Maybe because, specifically in the U.S., there are 73.6 million [0] children aged 0-17. 45.7 million (or 50.4 million [1]) of which are school age. If that isn't a problem of scale I have absolutely no clue what is. You can't give every single one of them the kind of attention and resources a super rich kid gets. It's just not feasible.

We as a country made the decision a long time ago that every child deserves an education. I'm sure there's a few libertarians out there who'd disagree. But, I don't think that's a controversial opinion these days. I'd go as far as saying that the opposite opinion, that not every child deserves an education, is borderline taboo.
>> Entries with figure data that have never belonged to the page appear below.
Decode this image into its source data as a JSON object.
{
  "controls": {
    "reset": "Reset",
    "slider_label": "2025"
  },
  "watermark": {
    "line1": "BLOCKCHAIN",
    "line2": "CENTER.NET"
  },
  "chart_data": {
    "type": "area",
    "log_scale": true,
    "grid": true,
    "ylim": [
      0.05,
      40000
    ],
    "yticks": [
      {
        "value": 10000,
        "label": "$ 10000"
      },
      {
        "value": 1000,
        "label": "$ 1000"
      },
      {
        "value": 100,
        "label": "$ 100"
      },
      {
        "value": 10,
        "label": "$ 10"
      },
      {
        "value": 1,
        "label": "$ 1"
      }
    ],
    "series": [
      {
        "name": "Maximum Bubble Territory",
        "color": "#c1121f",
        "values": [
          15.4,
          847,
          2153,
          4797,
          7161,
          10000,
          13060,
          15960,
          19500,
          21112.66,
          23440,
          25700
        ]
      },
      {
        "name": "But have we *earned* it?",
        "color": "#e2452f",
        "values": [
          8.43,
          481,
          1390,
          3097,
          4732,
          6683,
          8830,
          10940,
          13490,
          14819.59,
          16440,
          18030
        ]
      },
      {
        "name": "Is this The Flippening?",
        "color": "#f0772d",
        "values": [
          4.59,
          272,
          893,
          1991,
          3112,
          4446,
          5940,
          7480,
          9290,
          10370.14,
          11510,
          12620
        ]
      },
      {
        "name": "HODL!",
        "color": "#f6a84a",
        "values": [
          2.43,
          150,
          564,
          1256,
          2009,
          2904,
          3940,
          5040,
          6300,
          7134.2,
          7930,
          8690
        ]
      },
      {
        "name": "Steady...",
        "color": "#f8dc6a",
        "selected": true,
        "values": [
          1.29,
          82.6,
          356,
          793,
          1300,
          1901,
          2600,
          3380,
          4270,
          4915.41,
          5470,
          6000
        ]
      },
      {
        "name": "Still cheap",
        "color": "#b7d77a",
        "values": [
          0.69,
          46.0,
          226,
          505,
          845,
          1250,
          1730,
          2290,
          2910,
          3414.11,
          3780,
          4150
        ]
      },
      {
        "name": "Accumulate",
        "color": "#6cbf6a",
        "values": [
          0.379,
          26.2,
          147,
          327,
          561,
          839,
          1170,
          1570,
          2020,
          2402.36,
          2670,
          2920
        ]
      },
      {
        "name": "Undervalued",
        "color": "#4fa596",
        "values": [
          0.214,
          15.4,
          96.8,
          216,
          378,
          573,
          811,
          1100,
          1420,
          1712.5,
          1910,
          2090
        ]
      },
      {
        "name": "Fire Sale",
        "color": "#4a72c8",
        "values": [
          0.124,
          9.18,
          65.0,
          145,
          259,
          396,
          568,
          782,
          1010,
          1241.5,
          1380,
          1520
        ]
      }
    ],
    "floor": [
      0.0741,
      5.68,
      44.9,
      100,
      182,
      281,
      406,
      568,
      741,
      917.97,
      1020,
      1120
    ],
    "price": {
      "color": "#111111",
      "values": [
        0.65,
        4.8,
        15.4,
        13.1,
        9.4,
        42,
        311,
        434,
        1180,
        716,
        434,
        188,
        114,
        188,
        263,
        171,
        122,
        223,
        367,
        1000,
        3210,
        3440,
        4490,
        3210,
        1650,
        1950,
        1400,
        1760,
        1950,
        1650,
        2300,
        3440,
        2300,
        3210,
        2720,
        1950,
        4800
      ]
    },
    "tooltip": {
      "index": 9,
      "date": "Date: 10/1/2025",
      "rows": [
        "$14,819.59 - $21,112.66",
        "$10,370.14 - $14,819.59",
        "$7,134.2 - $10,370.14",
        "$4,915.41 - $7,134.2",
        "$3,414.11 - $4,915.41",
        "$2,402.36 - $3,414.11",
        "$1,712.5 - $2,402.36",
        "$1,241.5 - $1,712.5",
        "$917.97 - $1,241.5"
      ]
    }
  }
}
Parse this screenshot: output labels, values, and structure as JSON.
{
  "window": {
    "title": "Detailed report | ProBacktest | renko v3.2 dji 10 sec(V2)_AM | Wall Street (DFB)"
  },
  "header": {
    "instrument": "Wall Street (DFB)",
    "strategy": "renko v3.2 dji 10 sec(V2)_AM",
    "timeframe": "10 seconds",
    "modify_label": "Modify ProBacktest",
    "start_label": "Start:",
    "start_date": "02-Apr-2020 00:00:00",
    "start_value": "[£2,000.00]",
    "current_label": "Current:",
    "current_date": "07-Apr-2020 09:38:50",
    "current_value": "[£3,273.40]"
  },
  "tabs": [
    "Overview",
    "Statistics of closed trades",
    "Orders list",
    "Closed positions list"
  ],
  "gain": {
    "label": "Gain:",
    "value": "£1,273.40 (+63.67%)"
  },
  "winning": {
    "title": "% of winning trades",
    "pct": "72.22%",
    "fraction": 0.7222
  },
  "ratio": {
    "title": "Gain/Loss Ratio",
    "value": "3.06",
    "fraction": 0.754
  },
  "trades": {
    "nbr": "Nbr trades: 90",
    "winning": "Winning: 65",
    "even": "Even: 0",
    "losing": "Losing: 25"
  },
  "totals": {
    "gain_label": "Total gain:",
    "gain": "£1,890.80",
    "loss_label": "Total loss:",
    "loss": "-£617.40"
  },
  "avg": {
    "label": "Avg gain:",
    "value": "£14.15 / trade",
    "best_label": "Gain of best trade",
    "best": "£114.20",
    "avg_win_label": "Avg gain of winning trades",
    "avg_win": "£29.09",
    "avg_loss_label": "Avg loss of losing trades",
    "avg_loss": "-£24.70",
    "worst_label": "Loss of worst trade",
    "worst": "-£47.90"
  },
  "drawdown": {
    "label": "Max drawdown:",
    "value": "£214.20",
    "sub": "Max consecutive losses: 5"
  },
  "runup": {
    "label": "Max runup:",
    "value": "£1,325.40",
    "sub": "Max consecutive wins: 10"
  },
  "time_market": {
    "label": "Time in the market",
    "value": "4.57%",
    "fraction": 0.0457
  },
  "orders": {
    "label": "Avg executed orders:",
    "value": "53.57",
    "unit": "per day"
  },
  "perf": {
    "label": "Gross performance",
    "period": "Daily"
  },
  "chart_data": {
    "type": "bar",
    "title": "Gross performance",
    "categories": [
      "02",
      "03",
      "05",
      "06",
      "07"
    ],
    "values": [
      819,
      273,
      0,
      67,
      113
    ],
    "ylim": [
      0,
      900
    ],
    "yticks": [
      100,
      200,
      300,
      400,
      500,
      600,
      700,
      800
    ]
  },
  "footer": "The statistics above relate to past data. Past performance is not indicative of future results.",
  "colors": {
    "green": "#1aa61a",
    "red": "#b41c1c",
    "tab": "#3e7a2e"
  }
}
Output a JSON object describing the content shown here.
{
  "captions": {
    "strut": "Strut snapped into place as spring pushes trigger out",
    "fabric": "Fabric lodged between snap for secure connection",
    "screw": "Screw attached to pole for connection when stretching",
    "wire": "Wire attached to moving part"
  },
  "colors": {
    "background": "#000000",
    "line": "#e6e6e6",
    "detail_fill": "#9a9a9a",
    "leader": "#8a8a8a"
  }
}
It's not something I would ever suggest in polite company unless I'm intentionally trying to make people think I'm a huge jerk.

Given that we want all children to be educated, that there are limited resources to do so, and the number of school age children is enormous we have no choice but to think of education as a problem of scale. Currently we spend $620 billion a year on public education [2]. That number is sure to increase, but never to the point where every kid has all of the hands on teaching that would be preferred. This means system-wide improvements are likely going to have to come from somewhere else; namely better methods of teaching which can be applied nearly across the board. Is this the optimal situation? No. But, when you consider that the natural state of things is no education at all, perhaps we shouldn't reflexively sneer at attempts to make an imperfect system marginally better for everyone in the long run.

0: https://www.childstats.gov/americaschildren/tables/pop1.asp

1: https://nces.ed.gov/fastfacts/display.asp?id=372

2: https://nces.ed.gov/fastfacts/display.asp?id=66

1 comments

My favorite part of these arguments is when "resources are limited" is mentioned in passing and without irony or comment. It's just taken for granted.